The Tribunal has accepted in the past that an approval may come within the definition of permit or permission for the purposes of s 31: see Surf Air and Civil Aviation Authority (1991) 22 ALD 118 at 122 per O’Connor J. (The question over whether the decision was made under the CAA, the CAR or the Civil Aviation Orders which was raised in that case does not arise here.) I think that is the right approach. While I take Mr Harvey’s point that most of the permissions referred to in s 31 are authorisations to do something that might not otherwise be permitted, I do not think that compels me to exclude approvals that merely enable something to be done (ie, permit a student to take the training provided by the approval holder into account) given the breadth of the words certificates, permissions, permits or licences.
Having concluded a decision in relation to an approval issued under CAR 5.20 appears to fall within the language of s 31, I am untroubled by the fact CAR 297A identifies particular decisions that are reviewable pursuant to CAR 297A. I do not think creating a right to appeal a particular decision under CAR 297A should exclude review of a different decision under s 31 if the different decision qualifies as a certificate, permission, permit or licence.
should orders under s 41(2) of the aat act be made in this case?

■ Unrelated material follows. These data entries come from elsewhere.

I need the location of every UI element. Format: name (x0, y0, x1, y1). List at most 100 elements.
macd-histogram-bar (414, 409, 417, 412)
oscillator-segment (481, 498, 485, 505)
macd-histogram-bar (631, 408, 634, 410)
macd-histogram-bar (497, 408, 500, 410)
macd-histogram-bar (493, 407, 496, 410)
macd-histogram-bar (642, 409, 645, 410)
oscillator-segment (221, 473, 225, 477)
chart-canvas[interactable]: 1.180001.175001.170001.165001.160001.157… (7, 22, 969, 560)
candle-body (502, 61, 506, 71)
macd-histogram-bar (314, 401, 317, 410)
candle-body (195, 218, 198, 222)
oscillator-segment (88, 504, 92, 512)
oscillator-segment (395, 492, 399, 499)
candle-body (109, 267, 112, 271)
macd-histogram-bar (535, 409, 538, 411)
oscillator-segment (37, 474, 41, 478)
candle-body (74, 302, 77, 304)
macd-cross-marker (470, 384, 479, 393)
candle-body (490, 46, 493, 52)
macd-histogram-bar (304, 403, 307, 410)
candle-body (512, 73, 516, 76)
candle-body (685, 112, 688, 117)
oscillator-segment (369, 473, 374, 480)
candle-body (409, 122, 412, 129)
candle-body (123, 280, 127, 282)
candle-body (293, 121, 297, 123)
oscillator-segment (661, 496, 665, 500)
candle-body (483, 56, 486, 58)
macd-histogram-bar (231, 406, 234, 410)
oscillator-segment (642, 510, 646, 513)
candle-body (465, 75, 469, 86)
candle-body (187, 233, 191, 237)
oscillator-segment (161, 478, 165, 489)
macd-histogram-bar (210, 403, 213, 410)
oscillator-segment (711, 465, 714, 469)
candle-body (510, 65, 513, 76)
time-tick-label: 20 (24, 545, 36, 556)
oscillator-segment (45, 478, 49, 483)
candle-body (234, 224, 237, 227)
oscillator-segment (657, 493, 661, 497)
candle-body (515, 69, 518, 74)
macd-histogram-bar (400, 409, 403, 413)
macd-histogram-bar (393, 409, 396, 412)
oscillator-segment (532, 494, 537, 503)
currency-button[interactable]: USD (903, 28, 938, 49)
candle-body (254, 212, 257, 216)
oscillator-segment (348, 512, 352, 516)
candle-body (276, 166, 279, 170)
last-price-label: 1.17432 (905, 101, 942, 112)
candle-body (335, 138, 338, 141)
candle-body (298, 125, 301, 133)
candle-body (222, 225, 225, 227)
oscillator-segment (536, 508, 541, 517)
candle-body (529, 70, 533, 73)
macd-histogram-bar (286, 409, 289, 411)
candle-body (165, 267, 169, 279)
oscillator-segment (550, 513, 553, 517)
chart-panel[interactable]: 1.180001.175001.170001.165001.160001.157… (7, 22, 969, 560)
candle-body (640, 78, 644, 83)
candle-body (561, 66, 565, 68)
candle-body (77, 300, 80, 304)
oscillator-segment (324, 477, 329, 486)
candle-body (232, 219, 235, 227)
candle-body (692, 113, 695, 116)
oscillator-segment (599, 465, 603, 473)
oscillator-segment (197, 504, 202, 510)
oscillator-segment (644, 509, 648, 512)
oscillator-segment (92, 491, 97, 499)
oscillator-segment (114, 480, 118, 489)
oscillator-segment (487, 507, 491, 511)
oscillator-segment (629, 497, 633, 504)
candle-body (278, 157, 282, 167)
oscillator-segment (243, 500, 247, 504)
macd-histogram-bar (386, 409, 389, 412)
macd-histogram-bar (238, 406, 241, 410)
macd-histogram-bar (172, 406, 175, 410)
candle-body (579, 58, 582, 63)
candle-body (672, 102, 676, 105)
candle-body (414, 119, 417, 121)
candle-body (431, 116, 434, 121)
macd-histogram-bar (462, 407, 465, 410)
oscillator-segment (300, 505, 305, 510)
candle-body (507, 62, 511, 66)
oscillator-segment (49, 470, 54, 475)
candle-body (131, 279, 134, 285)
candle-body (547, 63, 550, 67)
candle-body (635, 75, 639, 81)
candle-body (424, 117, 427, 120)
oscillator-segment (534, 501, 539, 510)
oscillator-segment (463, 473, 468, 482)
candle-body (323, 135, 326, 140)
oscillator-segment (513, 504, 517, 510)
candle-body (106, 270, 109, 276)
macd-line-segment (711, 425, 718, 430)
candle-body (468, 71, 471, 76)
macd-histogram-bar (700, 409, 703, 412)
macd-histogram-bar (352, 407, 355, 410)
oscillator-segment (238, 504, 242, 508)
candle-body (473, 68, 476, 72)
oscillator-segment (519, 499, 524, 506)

Mr Logan noted the applicants had already filed material in support of the original application for a stay. He said the applicants continued to rely on that material. He said there had been no change save that the financial position of the corporate applicant’s business had been hurt by the ongoing cloud over its reputation and by the delay in bringing the application to a hearing because of the respondent’s tardiness in filing the T documents.

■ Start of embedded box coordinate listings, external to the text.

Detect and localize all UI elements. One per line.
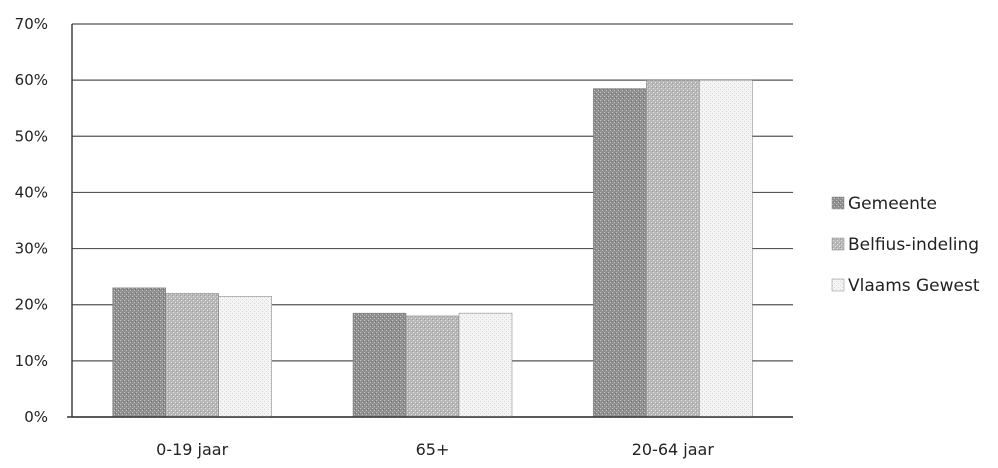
bars (112, 79, 753, 418)
bar (352, 312, 407, 418)
x-category-label: 20-64 jaar (632, 440, 715, 459)
y-tick-label: 30% (15, 240, 48, 258)
y-tick-label: 70% (15, 15, 48, 33)
legend-label: Belfius-indeling (848, 235, 979, 255)
legend: Gemeente Belfius-indeling Vlaams Gewest (831, 194, 980, 296)
y-tick-label: 40% (15, 183, 48, 201)
y-tick-label: 20% (15, 296, 48, 314)
bar (165, 293, 219, 418)
bar (458, 312, 513, 418)
bar (405, 315, 460, 418)
bar (112, 287, 166, 418)
y-axis-ticks: 0% 10% 20% 30% 40% 50% 60% 70% (15, 15, 48, 426)
x-category-label: 0-19 jaar (156, 440, 228, 459)
legend-label: Vlaams Gewest (848, 276, 980, 296)
y-tick-label: 10% (15, 352, 48, 370)
x-axis-categories: 0-19 jaar 65+ 20-64 jaar (156, 440, 714, 459)
y-tick-label: 50% (15, 127, 48, 145)
legend-swatch (831, 237, 845, 251)
bar (218, 296, 272, 418)
legend-swatch (831, 278, 845, 292)
legend-swatch (831, 196, 845, 210)
bar (593, 88, 647, 418)
legend-label: Gemeente (848, 194, 937, 214)
axes (67, 24, 793, 418)
y-tick-label: 60% (15, 71, 48, 89)
x-category-label: 65+ (416, 440, 450, 459)
y-tick-label: 0% (24, 408, 48, 426)
bar (699, 79, 753, 418)
bar (646, 79, 700, 418)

The respondent was afforded the opportunity to comment on any matters that I needed to take into account. I am particularly interested in any safety concerns that have arisen after the original stay was granted. The respondent did not bring any issues of this nature to my attention.
The original stay decision is set out in AMT Helicopters Pty Ltd and Civil Aviation Safety Authority [2006] AATA 314. Given it appears nothing of substance has changed since the date of that decision, I am content to adopt the reasoning and extend the stay orders that have already been made until such time as the Tribunal can hear and determine the matters in dispute. I also order that the approval referred to in Instrument Number CASA 334/04 be extended and remain in effect until the Tribunal hears and determines the matters in dispute.
I made an order on 30 June 2006 giving effect to these reasons. After taking into account the comments of the parties made in relation to the order I have decided to issue an amended order.
I certify that the 24 preceding paragraphs are a true copy of the reasons for the decision herein of Senior Member B J McCabe.
Signed: .....................................................................................
Associate Adam Ryan
Date of Hearing 30 June 2006
Date of Order 30 June 2006
Date of Amended Order 4 July 2006
Date of Written Reasons 4 July 2006
The applicant was represented by Mr Logan, Senior Counsel.The respondent was represented by Mr Harvey, of Counsel.